Chiediamoci ora quali siano le circostanze in cui è più probabile che si generino stati di natura e si addensino micro-condanne alla sorte della solitudine involontaria. Non sarà difficile rispondere indicando tutte quelle circostanze, in cui mutamenti più o meno radicali e più o meno rapidi alterano e deformano o trasformano le mappe di socialità, le cerchie di riconoscimento date, in cui le persone dispongono di una identità stabile o, potremmo dire, di una compagnia stabile, quale che sia. Processi di innovazione tecnologica, grandi migrazioni, guerre, rivoluzioni nei modi del produrre, trasformazioni dei modi del comunicare, cambiamenti economici, crisi economiche strutturali e cicliche, trasformazioni religiose, etiche e culturali: ecco una gamma di circostanze in cui, in vari modi, le identità e i sistemi di riconoscimento stabili, in una parola, le compagnie date, sono investite dall’onda dell’incertezza, erose dalle fondamenta, esposte al rischio della perdita e della dissipazione.

Quando Marx ed Engels, alla metà dell’Ottocento, inventarono la vivida immagine della società liquida quali osservatori e partecipanti del mutamento sociale indotto dal capitalismo in stato nascente, essi avevano identificato i tratti distintivi di un processo che avrebbe caratterizzato in modo persistente le rotture e le trasformazioni della modernità. Sino alla solitudine del cittadino ai tempi della globalizzazione, della società dell’incertezza e della “paura liquida” del sociologo Zygmunt Bauman.

abbraccio

Fare bene il bene

Veniamo ora al nostro terzo punto. Cominciamo dicendo che le ragioni e le motivazioni dell’altruismo possono radicarsi tanto nello spazio delle emozioni o dei sentimenti morali quanto in quello della ragionevolezza o della razionalità delle persone. Nel primo caso, parliamo di empatia. Nel secondo, di rispetto.

L’empatia coinvolge il sé e la cerchia prossima delle persone in cui è possibile identificarsi. E cucire la propria funzione di utilità con quella degli altri biografici, nel senso che il loro star bene o star male influisce sullo star bene o star male del sé. Un’etica del rispetto allarga la cerchia, cui il sé ha ragioni e motivazioni per rispondere nel modo giusto allo star bene o star male di persone.

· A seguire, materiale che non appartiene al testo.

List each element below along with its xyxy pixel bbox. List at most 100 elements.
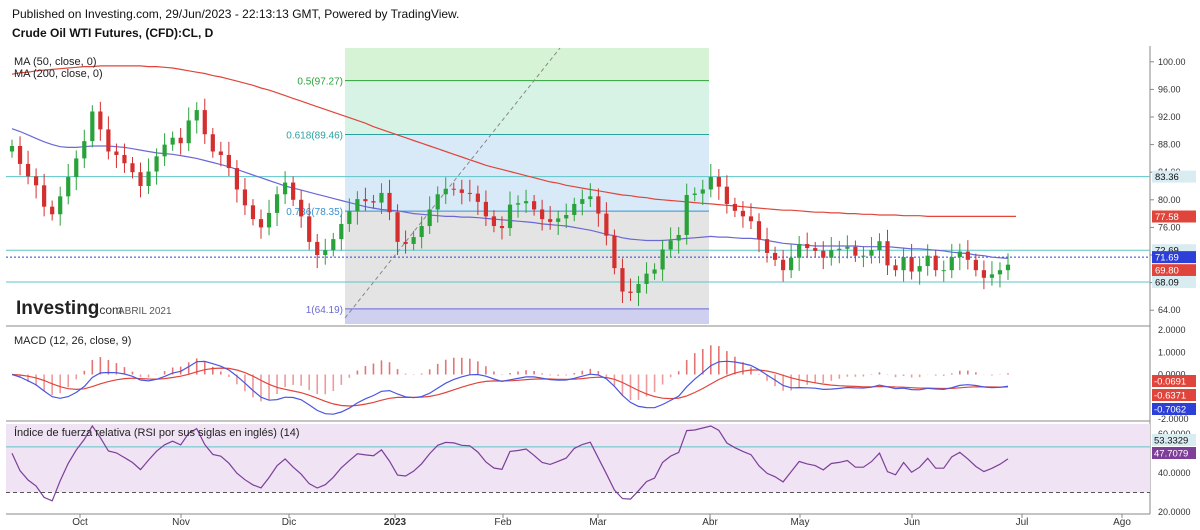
candle-body: [138, 172, 143, 186]
time-tick-label: Dic: [282, 517, 296, 528]
candle-body: [604, 213, 609, 236]
candle-body: [459, 189, 464, 193]
candle-body: [234, 168, 240, 190]
candle-body: [684, 194, 689, 235]
candle-body: [274, 194, 280, 213]
rsi-tick-label: 20.0000: [1158, 507, 1191, 517]
candle-body: [467, 192, 472, 194]
candle-body: [901, 257, 906, 271]
candlesticks: [9, 98, 1011, 307]
fib-label-0: 0.5(97.27): [297, 77, 343, 88]
candle-body: [154, 156, 159, 172]
candle-body: [443, 188, 448, 195]
logo-brand: Investing: [16, 298, 99, 319]
candle-body: [668, 240, 673, 250]
candle-body: [957, 251, 962, 258]
price-label-box: [1152, 210, 1196, 223]
candle-body: [218, 151, 223, 155]
candle-body: [660, 249, 665, 270]
candle-body: [652, 269, 657, 274]
macd-value-label-1: -0.6371: [1154, 391, 1186, 402]
price-label-4: 69.80: [1155, 266, 1179, 277]
macd-label-box: [1152, 389, 1196, 401]
indicator-legend: MA (50, close, 0) MA (200, close, 0) MAC…: [14, 56, 300, 439]
rsi-tick-label: 40.0000: [1158, 468, 1191, 478]
candle-body: [925, 255, 930, 267]
price-label-box: [1152, 264, 1196, 277]
candle-body: [700, 189, 705, 194]
candle-body: [540, 209, 545, 220]
candle-body: [805, 243, 810, 249]
rsi-line: [11, 424, 1009, 502]
macd-label-box: [1152, 403, 1196, 415]
price-tick-label: 96.00: [1158, 84, 1181, 94]
candle-body: [821, 250, 826, 258]
candle-body: [676, 234, 681, 241]
candle-body: [716, 177, 721, 187]
candle-body: [981, 270, 987, 278]
macd-value-label-2: -0.7062: [1154, 405, 1186, 416]
candle-body: [419, 226, 424, 238]
candle-body: [869, 250, 874, 256]
candle-body: [435, 194, 440, 210]
investing-logo: Investing .com ABRIL 2021: [16, 298, 172, 319]
candle-body: [483, 201, 489, 217]
price-label-3: 71.69: [1155, 253, 1179, 264]
candle-body: [122, 154, 127, 164]
candle-body: [58, 196, 63, 215]
candle-body: [130, 163, 135, 173]
candle-body: [186, 120, 191, 144]
fib-label-1: 0.618(89.46): [286, 131, 343, 142]
candle-body: [250, 205, 256, 220]
macd-tick-label: 0.0000: [1158, 370, 1186, 380]
candle-body: [845, 246, 850, 249]
candle-body: [764, 239, 770, 253]
candle-body: [989, 274, 995, 278]
price-tick-label: 100.00: [1158, 57, 1186, 67]
candle-body: [572, 203, 577, 215]
rsi-pane: 60.0000 40.0000 20.0000 53.3329 47.7079: [6, 424, 1196, 517]
candle-body: [756, 221, 762, 240]
candle-body: [893, 265, 898, 271]
macd-signal-line: [11, 367, 1009, 407]
candle-body: [339, 223, 344, 240]
candle-body: [491, 216, 497, 227]
candle-body: [307, 216, 312, 242]
candle-body: [628, 291, 633, 293]
candle-body: [949, 257, 954, 271]
price-label-1: 77.58: [1155, 212, 1179, 223]
candle-body: [933, 255, 938, 271]
candle-body: [636, 283, 641, 293]
candle-body: [82, 141, 87, 159]
price-label-box: [1152, 275, 1196, 288]
candle-body: [772, 252, 778, 260]
candle-body: [242, 189, 248, 206]
candle-body: [564, 214, 569, 219]
candle-body: [732, 203, 738, 211]
candle-body: [829, 250, 834, 258]
time-tick-label: Ago: [1113, 517, 1131, 528]
rsi-band: [6, 424, 1150, 493]
time-tick-label: Mar: [589, 517, 607, 528]
price-label-box: [1152, 251, 1196, 264]
candle-body: [861, 255, 866, 257]
candle-body: [42, 185, 47, 207]
price-label-box: [1152, 170, 1196, 183]
candle-body: [379, 192, 384, 203]
rsi-label-box: [1152, 434, 1196, 446]
candle-body: [588, 196, 593, 200]
candle-body: [917, 266, 922, 272]
macd-tick-label: 1.0000: [1158, 347, 1186, 357]
ma200-line: [11, 65, 1016, 217]
rsi-label-box: [1152, 447, 1196, 459]
candle-body: [973, 259, 978, 271]
rsi-value-label-0: 53.3329: [1154, 436, 1188, 447]
candle-body: [114, 151, 119, 155]
candle-body: [323, 250, 328, 255]
candle-body: [403, 241, 408, 244]
candle-body: [25, 163, 31, 177]
candle-body: [74, 158, 79, 178]
fib-label-2: 0.786(78.35): [286, 207, 343, 218]
candle-body: [347, 211, 352, 224]
candle-body: [411, 237, 416, 244]
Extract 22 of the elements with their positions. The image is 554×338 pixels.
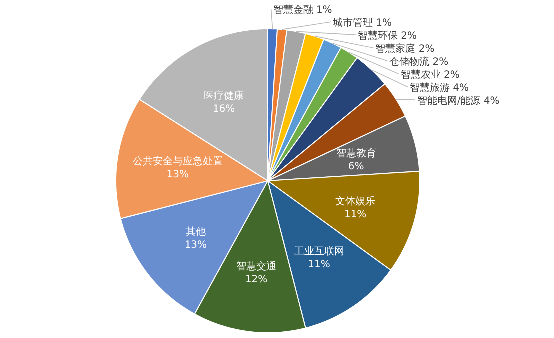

L’etica del rispetto non vale per persone biografiche ma per vale per chiunque, indipendentemente dai diversi e contingenti tipi di prossimità. Può accadere che le motivazioni del sentimento morale si sviluppino in un altruismo delle ragioni della solidarietà o della responsabilità verso gli altri generalizzati. Verso gli stranieri morali, come ho sostenuto più volte. Le ragioni della solidarietà militano contro la condanna delle persone alla sorte della solitudine involontaria, di cui abbiamo discusso a proposito del secondo punto. Le ragioni della solidarietà sono le risorse essenziali dell’offerta di buona compagnia umana.

L’etica del dono di sé, nel caso perspicuo della donazione di sangue, chiama in causa propriamente l’assunzione di una responsabilità nei confronti di chiunque possa trovarsi nella condizione del bisogno o del deficit dei suoi funzionamenti di base.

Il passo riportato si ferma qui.